Bank of England to delay rate call as May cut nears certainty

Bank of England to delay rate call as May cut nears certainty

The Bank of England will delay its much-anticipated interest rate decision tomorrow (Thursday, May 8) by precisely two minutes to observe a national moment of silence marking the 80th anniversary of Victory in Europe Day.

In a brief statement issued on Tuesday, the central bank confirmed that the Monetary Policy Committee (MPC) would publish its verdict at 11:02 BST, rather than the customary 11:00, with accompanying minutes and economic forecasts also released at the same time.

The symbolic pause is a rare alteration for Threadneedle Street, which last postponed a rate announcement in 2022 following the death of Queen Elizabeth II.

But while the delay is short, the stakes could hardly be higher. The MPC is expected to announce its first rate cut since the Bank began tightening monetary policy in 2021, lowering the base rate by 25 basis points to 4.25%.

Financial markets have priced in near certainty of such a move. However, a growing number of economists – including some former Bank insiders – have begun to question whether the step will go far enough.

This week’s decision follows a turbulent month for the global economy, triggered by former US President Donald Trump’s so-called “Liberation Day” tariff push, which analysts say could reroute global trade flows and dampen UK growth just as inflation appeared to be under control.
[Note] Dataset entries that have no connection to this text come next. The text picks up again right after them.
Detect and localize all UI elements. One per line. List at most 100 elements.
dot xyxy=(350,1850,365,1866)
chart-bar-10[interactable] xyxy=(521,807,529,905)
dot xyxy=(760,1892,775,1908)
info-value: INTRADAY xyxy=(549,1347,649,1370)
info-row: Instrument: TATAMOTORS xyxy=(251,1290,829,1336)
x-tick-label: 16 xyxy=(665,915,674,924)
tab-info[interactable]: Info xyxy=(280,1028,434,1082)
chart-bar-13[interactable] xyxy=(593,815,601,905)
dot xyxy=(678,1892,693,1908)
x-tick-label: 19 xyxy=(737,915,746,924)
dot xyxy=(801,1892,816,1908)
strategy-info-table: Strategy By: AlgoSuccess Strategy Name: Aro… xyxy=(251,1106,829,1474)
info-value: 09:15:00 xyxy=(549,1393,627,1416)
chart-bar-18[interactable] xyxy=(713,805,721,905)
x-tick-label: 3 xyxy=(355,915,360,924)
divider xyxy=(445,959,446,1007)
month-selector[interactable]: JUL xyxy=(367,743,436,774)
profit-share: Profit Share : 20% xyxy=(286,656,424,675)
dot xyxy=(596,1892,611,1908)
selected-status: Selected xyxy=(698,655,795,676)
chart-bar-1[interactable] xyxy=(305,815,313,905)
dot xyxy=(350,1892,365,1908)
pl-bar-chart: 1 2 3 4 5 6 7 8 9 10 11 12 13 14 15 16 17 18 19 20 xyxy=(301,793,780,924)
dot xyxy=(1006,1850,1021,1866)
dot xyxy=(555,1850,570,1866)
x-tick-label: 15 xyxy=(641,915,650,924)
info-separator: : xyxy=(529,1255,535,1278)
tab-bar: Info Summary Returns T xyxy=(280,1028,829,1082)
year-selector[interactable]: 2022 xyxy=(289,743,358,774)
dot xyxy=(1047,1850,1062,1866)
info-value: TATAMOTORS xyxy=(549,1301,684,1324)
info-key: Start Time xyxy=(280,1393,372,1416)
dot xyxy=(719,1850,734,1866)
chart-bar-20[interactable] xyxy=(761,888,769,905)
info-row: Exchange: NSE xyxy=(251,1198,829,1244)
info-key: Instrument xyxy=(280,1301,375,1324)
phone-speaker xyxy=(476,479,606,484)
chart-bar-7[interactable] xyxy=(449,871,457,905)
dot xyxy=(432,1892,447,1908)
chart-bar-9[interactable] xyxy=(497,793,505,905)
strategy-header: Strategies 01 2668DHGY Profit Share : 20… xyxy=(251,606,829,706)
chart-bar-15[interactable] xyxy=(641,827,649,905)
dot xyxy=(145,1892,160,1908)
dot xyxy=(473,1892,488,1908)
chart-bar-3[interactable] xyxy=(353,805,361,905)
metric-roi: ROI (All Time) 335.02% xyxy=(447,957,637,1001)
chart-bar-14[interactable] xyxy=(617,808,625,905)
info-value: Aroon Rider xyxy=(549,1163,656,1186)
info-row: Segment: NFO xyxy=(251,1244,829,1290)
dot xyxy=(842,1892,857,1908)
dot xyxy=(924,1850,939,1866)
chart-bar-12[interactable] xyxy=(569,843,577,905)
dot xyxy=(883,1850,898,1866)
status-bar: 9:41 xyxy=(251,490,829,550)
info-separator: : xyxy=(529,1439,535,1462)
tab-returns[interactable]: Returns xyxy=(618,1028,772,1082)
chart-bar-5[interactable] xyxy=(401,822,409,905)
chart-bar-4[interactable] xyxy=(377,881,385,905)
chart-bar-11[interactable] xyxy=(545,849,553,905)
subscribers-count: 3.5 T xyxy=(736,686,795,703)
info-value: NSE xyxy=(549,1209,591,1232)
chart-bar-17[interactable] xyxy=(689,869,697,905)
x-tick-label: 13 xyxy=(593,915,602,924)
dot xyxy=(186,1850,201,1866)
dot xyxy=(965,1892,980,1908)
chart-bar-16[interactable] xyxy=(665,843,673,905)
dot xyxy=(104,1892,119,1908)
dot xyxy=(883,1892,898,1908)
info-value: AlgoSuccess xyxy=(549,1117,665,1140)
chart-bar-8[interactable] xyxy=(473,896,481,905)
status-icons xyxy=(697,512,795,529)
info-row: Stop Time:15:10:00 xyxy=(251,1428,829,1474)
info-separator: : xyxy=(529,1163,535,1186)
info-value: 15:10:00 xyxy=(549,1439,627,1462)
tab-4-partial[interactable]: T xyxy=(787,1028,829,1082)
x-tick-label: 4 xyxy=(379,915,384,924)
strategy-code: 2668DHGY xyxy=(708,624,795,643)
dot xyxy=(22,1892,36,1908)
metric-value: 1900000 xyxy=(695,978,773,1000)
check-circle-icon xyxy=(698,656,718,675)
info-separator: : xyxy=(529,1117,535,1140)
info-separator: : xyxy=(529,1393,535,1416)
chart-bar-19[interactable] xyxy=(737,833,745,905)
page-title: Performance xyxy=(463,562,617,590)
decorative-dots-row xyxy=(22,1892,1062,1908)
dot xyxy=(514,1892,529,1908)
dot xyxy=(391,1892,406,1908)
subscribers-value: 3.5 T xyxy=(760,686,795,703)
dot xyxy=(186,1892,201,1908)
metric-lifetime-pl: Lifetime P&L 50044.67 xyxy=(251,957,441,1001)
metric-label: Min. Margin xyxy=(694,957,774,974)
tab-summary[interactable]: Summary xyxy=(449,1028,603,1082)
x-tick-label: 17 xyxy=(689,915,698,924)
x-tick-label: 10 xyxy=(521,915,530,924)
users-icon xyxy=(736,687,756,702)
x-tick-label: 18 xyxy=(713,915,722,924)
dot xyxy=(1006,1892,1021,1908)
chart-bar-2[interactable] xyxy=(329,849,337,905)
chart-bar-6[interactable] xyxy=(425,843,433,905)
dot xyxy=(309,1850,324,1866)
“The near-term UK growth outlook already looked challenging – recent US tariff announcements have added to the headwinds,” said Edward Allenby, UK economist at Oxford Economics. “[A] May cut is a done deal, and the MPC could signal a less cautious approach [to cutting rates] ahead.”

In March, UK inflation dropped to 2.6%, better than expected, but the outlook has since soured. Analysts now forecast a summer spike to 3.7%, driven by higher energy and food prices, well above the Bank’s 2% target. And while some US tariffs may dampen inflation by diverting goods to European markets, others may stoke it by raising input costs.

Andrew Bailey, the Bank’s governor, flagged the risk of a “growth shock” last month during the IMF’s Spring Meetings in Washington. The IMF itself has revised the UK’s 2025 growth forecast down from 1.6% to 1.1%, citing Trump’s economic nationalism and the fragility of global trade.

Amid this climate, voices within the City are pushing for bolder action. Analysts at Morgan Stanley believe rates may need to fall to 3.25% by year-end, warning that a one-and-done approach could backfire.

“The intellectual reasoning underpinning a potential 50bp cut is fairly simple,” they said. “Why does the UK economy, with a weak labour market [and] pay settlement surveys at close to target-consistent levels… need interest rates as elevated as 4.5%?”

External MPC member Swati Dhingra is widely expected to vote for a larger cut, continuing her push for more aggressive easing in the face of subdued hiring intentions and weakening business confidence.

For the UK’s small and mid-sized businesses, the direction of travel on rates will be closely watched. Theo Chatha, Chief Financial Officer at Bibby Financial Services, sees a cut as a double-edged sword.

“All signs point to a May rate cut from the Bank of England – a potential green light for SME investment, as over six in 10 (62%) SMEs say they will feel more confident investing if rates fall. But in today’s uncertain climate, a cut no longer holds the promise it once did.

On paper, lower rates should be a boost for SMEs and the economy, easing borrowing costs and encouraging business investment. But relief from a cut could be short-lived, as the Bank may need to raise rates again later in the year to curb inflationary pressure due to tariffs friction.

This threatens to dampen SMEs’ ambition – meaning investment plans are delayed further, but SMEs can’t afford a ‘wait and see’ approach to decision making. Against economic uncertainty, businesses that continue to invest and plan for every scenario will stay ahead of the competition.”

Despite the Bank’s famously slow-moving reputation, it is clear that the next few months will test the MPC’s flexibility like few periods since 2008. As Britain pauses for a solemn moment of reflection, markets will be counting the seconds—not just to the announcement itself, but to the pace and scale of what follows.